For more than 40 years, farmers have applied glyphosate to crops, most recently as they have cultivated genetically modified corn and soybeans. Roundup and Monsanto’s glyphosate-resistant seeds would be less attractive to customers if California requires warnings on products containing the chemical.

California’s Office of Environmental Health Hazard Assessment (OEHHA), which is named in the federal lawsuit, said it stands by the decision to include glyphosate on the state’s list of products known to cause cancer and believes it followed proper legal procedures.

Monsanto and groups representing corn, soy and wheat farmers reject that glyphosate causes cancer.
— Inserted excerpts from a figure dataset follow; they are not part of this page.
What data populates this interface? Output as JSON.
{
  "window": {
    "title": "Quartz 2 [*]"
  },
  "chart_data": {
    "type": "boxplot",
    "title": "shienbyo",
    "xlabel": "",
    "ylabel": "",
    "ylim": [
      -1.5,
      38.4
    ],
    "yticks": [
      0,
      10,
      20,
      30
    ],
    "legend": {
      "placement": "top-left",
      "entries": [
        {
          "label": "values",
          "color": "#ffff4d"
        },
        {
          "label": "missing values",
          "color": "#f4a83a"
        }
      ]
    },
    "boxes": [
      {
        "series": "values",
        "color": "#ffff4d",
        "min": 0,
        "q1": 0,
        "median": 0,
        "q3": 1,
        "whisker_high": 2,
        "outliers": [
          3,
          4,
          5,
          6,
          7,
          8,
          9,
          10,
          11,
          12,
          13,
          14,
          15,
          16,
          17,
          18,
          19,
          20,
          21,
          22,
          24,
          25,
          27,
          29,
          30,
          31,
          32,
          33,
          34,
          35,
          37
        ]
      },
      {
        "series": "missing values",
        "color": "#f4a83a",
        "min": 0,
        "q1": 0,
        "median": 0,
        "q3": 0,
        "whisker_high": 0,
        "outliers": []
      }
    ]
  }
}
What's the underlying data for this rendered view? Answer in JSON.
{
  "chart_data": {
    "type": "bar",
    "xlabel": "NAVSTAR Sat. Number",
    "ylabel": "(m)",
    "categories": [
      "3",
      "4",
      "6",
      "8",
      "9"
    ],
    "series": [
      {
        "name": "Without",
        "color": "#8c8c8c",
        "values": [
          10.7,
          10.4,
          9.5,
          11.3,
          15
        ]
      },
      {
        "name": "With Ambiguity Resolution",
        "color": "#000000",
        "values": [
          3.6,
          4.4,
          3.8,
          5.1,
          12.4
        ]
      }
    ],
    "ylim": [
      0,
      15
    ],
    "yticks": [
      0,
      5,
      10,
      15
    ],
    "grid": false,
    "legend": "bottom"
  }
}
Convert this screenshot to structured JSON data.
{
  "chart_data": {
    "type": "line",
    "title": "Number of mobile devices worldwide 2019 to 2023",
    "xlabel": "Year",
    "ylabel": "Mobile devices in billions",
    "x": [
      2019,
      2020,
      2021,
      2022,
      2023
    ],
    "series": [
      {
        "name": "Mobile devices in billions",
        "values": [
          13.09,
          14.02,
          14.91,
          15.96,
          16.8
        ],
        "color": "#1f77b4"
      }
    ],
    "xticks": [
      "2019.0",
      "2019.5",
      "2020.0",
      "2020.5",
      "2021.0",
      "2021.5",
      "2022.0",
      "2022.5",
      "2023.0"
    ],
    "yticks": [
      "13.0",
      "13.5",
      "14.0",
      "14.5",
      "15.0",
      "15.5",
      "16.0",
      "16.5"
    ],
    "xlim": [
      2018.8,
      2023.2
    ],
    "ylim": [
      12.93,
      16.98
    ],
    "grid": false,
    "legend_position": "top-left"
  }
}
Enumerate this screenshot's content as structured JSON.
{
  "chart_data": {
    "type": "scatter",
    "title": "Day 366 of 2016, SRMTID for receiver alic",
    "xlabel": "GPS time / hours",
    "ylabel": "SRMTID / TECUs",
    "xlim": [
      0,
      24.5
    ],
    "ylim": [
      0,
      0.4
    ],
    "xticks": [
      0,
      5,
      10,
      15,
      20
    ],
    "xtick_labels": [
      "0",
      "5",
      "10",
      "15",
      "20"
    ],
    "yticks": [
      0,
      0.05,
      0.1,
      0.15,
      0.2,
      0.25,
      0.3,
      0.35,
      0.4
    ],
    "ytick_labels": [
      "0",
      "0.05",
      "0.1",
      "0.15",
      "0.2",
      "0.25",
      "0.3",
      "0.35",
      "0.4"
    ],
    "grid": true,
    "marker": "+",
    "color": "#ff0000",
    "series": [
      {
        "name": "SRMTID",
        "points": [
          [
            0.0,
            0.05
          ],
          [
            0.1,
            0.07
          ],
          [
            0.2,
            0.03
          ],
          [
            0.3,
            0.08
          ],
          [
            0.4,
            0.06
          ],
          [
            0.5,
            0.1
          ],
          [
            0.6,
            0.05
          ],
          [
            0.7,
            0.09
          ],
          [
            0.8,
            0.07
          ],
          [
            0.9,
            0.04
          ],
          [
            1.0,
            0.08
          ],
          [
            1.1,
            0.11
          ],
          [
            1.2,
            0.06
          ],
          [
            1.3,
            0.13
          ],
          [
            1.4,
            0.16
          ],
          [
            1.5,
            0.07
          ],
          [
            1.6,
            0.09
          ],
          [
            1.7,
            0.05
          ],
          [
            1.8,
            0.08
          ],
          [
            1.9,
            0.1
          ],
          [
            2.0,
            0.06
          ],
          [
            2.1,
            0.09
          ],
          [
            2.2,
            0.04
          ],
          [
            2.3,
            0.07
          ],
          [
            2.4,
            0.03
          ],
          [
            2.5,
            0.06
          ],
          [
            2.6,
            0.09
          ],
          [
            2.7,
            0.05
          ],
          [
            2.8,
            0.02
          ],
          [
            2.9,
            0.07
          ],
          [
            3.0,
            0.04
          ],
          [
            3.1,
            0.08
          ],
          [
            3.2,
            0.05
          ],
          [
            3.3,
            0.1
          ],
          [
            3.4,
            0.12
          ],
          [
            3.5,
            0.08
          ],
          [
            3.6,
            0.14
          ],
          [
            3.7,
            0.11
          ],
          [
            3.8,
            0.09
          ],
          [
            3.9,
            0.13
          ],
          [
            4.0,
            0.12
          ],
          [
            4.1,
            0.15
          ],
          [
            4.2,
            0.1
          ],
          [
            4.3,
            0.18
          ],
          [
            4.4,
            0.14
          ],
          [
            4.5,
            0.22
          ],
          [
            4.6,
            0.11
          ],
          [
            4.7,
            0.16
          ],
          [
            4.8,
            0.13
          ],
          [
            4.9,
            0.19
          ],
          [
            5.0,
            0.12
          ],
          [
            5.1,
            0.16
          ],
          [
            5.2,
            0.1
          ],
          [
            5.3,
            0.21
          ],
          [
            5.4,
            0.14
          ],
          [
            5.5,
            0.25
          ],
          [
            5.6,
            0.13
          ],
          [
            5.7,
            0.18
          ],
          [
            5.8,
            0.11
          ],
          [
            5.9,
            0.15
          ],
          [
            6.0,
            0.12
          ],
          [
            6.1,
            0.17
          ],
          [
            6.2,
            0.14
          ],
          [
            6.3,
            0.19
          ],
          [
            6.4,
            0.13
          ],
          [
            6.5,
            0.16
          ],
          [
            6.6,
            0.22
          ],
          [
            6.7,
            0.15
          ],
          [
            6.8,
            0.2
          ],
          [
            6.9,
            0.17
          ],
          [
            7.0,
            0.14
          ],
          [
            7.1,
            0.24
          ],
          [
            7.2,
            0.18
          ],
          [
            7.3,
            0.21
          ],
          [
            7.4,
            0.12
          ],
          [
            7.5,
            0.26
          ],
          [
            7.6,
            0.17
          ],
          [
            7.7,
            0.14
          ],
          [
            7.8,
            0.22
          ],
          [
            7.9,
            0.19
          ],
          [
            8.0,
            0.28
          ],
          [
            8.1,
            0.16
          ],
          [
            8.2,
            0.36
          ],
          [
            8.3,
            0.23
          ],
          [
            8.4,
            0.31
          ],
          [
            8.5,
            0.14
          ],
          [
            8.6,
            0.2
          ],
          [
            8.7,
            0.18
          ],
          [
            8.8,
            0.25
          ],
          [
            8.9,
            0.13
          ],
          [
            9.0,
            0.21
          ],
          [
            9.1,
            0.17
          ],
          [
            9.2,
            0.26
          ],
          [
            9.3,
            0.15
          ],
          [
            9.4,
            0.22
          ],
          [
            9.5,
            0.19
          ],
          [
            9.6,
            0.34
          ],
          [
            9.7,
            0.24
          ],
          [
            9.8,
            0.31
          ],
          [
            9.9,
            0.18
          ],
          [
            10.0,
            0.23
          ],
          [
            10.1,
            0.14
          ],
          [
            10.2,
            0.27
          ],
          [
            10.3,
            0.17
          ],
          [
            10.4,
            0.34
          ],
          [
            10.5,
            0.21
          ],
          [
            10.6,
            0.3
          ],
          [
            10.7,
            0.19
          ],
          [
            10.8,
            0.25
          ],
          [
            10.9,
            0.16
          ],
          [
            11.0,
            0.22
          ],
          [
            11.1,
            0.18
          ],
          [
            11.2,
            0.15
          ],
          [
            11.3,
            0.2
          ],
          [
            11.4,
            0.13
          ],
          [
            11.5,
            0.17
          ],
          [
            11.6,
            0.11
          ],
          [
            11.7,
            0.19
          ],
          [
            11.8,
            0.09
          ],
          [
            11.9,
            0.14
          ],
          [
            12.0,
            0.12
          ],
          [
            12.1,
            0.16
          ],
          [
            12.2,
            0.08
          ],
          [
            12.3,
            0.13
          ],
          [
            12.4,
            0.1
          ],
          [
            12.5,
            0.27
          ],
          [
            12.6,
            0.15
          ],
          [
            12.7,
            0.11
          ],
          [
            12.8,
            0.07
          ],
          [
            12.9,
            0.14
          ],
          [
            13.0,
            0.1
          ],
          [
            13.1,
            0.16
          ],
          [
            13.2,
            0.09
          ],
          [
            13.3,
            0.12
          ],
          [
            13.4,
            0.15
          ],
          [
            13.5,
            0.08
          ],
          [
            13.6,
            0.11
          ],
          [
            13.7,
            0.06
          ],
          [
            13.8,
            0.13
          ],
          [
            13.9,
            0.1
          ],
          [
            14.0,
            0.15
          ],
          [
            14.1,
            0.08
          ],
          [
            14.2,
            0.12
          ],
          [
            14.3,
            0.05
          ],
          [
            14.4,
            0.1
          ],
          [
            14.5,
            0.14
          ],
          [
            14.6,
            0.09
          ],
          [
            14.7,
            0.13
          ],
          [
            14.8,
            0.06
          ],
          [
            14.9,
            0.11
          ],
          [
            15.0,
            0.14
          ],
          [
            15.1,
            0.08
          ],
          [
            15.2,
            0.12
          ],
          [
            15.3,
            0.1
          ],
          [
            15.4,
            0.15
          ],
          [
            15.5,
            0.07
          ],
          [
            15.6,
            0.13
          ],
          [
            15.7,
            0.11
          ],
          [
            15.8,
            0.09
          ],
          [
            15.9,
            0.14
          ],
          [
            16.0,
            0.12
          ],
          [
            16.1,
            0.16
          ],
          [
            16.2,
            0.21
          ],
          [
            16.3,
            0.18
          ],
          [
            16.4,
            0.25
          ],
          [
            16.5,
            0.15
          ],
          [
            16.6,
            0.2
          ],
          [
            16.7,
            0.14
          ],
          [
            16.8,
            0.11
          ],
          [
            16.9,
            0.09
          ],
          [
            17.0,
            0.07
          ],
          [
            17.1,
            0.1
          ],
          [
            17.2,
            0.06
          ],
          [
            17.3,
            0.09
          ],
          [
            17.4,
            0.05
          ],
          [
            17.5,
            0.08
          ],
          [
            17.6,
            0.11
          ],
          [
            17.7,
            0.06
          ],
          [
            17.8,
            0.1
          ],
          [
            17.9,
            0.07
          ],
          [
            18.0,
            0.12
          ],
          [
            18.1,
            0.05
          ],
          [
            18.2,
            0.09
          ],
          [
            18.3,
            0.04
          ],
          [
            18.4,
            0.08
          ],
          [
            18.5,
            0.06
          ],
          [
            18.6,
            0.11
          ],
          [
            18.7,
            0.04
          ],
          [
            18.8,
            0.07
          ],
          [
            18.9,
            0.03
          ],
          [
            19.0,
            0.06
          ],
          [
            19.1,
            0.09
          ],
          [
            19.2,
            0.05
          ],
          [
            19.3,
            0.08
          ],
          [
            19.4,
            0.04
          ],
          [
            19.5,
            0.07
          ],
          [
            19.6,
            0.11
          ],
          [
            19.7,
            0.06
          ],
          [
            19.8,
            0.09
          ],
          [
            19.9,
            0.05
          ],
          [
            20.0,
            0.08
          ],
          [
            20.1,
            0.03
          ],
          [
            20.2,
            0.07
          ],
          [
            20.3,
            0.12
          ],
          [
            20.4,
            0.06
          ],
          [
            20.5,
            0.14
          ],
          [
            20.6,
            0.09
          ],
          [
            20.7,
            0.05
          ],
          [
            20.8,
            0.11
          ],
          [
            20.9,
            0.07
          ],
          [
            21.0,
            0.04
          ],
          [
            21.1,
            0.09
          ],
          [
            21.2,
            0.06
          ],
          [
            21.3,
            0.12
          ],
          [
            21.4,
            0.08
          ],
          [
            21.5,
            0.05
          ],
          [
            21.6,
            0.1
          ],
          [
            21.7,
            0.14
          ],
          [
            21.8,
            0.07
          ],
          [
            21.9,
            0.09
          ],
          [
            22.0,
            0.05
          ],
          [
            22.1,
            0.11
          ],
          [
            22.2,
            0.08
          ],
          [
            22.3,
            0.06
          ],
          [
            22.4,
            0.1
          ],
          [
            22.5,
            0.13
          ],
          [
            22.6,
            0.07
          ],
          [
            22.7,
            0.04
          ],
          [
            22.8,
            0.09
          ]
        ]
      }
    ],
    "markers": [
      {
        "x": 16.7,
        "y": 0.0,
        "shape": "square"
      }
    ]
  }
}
They say in the lawsuit that California’s requirement for warnings would force sellers of products containing the chemical to spread false information.

Protesters participate, during a World March Against Monsanto, in Paris, France, during a global day of action against the agricultural biotechnology company, in Paris, Saturday, May 23 2015. (AP Photo/Kamil Zihnioglu)
Protesters participate, during a World March Against Monsanto, in Paris, France, during a global day of action against the agricultural biotechnology company, in Paris, Saturday, May 23 2015. (AP Photo/Kamil Zihnioglu)

“Such warnings would equate to compelled false speech, directly violate the First Amendment, and generate unwarranted public concern and confusion,” Scott Partridge, Monsanto’s vice president of global strategy, said in a statement.

The controversy is an additional headache for Monsanto as it faces a crisis around another herbicide based on a chemical known as dicamba that was linked to widespread U.S. crop damage this summer. The company, which is being acquired by Bayer AG for $63.5 billion, developed the product as a replacement for glyphosate following an increase of weeds resistant to the chemical.

Monsanto has already suffered damage to its investment of hundreds of millions of dollars in glyphosate products since California added the chemical to its list of cancer-causing products, according to the lawsuit.

U.S. farmers apply glyphosate to fields to kill weeds before planting corn fed to livestock, spray it on genetically engineered soybeans while they are growing and sometimes on wheat before it is harvested. The crops are then shipped across the country in food products.

“Everything that we grow is probably going to have to be labeled,” said Blake Hurst, president of the Missouri Farm Bureau, a plaintiff in the lawsuit.

Certain goods that meet a standard for containing low amounts of glyphosate, known as a No Significant Risk Level (NSRL), may be able to be sold without warnings under a proposal California is considering, said Sam Delson, a state spokesman.

“We do not anticipate that food products would cause exposures that exceed the proposed NSRL,” he said. “However, we cannot say that with certainty at this point and businesses make the determination.”

Reuters reported in June that an influential scientist was aware of new AHS research data while he was chairing a panel of experts reviewing evidence on glyphosate for IARC in 2015. He did not tell the panel about it because the data had not been published, and IARC’s review did not take it into account.

A 2007 study by OEHHA also concluded the chemical was unlikely to cause cancer.

Still, flour mills have started asking farmers to test wheat for glyphosate in anticipation of California’s requirement, said Gordon Stoner, president of the National Association of Wheat Growers, another plaintiff.

Such tests add costs for farmers and could push up food prices or unnecessarily scare consumers away from buying products that contain crops grown with glyphosate, he said.

The case is National Association of Wheat Growers et al v. Lauren Zeise, director of OEHHA, et al, U.S. District Court, Eastern District of California, No. 17-at-01224.